Mom has dementia which is getting worse. She has CHF and her legs and ankles are swollen and weepy. The cardiologist keeps increasing her diuretics and changed to a more potent one. He says if this doesn't help she needs to go to the hospital for IV diuretics. The last hospital visit almost killed her. She had to be restrained and had no concept of where she was. She was terrified. She is 90 and living in AL. We actually had to move her to AL becauce she declined so much after last hospital visit. Prior to that she was in an apartment with daily help and was relatively happy there. The doctor said if I refused to take her for the IV diuretics the only other option is hospice. Mom is miserable and wants to die. She says so constantly. I don't know what to do. Do I put her in the hospital where I know she will be terrified and decline even more to alleviate the swollen legs, only to extend a life she is miserable in? I dont know how to make these life and death decisions. Has anyone else struggled with this decision? I swore I would never take her to a hospital again. Please help.
The things you said are true.
Their (c/g) lives WILL be easier if their LO's death comes sooner.
Also less work will be required on their part.
They probably ARE worn out by caregiving.
But I would like to think that my fellow man would place the needs of their LO's FIRST in making the decision for hospice. None of us want to see our LO's suffer.
In my case, my mother is 95, end stage Alzheimer's with all that it entails. What potential does she have for continued quality of life. I am an only child, so I will inherit everything (a couple thousand dollars).
My first thought is that I never want her to be hurting or in pain or having anxiety. I choose hospice BECAUSE of that.
Does it occur to me that my life will get easier when she passes-yes. She won't be here in the physical world anymore. Then that feeling can mingle with the sadness on the loss of my mother.
I'm going to put faith in my fellow humans that they would act on the needs of their loved ones first.
Forever the optimist! 😊
There is the benefit of the 5 day respite when the patient can be moved to another facility to give the family a break, but in the case of dementia they may choose not to do that because of adverse effects on the loved one.

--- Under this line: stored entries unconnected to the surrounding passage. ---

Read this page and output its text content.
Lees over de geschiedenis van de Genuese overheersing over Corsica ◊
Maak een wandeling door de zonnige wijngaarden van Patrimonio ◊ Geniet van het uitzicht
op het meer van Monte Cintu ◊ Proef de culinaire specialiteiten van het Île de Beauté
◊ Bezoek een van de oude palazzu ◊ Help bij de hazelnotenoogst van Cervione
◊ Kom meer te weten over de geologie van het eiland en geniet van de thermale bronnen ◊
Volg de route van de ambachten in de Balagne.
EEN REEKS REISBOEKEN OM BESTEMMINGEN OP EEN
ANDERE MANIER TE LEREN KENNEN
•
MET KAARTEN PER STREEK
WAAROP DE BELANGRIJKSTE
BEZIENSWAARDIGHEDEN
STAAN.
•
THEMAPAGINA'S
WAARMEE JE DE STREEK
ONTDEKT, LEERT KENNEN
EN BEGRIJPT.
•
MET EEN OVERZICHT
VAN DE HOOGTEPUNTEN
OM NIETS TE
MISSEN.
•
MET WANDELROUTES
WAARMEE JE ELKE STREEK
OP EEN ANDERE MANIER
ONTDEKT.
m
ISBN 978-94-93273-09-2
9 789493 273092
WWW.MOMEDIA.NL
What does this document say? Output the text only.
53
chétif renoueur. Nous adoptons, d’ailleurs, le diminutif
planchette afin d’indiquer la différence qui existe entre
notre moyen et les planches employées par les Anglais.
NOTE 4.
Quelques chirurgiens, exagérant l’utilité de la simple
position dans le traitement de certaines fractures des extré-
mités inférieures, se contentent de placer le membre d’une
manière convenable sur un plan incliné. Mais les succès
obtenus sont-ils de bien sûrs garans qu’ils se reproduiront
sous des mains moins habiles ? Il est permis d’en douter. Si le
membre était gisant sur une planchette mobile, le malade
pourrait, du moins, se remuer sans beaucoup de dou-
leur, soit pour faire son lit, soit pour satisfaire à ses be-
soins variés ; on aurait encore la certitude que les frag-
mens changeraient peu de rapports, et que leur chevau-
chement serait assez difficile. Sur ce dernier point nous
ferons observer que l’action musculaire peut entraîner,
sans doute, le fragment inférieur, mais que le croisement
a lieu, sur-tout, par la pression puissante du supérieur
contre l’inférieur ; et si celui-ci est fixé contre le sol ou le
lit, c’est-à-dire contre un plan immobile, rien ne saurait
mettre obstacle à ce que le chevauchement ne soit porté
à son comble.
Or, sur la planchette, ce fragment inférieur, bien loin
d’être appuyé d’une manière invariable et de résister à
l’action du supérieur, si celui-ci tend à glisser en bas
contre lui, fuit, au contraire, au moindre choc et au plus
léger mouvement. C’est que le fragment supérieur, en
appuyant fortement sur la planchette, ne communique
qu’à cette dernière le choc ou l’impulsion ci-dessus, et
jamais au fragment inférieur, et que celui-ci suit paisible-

Of course there are frequently the feelings of what if mingled with the grief and the caregivers do get relief from caregiving but their lives have often been so altered by the experiences that it takes months or years to recover if they ever do.
The decision to call Hospice is not usually taken lightly and not usually with the intention of shortening the loved ones life. It is a very hard decision for most families and often taken at the last minute when shelved one is within literally hours or days of death.
I agree with my previous post and those of others that in this case hospitalization would not be the loving thing to do.
I wish you the best.....
Once you have talked to the hospice people they will make a recommendation about her disease and whether they will admit her to full hospice care. There are slightly different rules for Palliative care and the services are more limited but they can last much longer, really good for shut ins who are unable to easily get out for Dr visits. A nurse will visit regularly and communicate her findings to the patient's Dr. There will be other services available depending on the patient's needs.
I am heart broken and miss them so much. I did the right thing by calling hospice to help with the remaining time they had on earth. I spent every minute with the them until god called them home. its the right thing to do for your mom. hospice takes care of everything for you till the very end. good luck and god bless.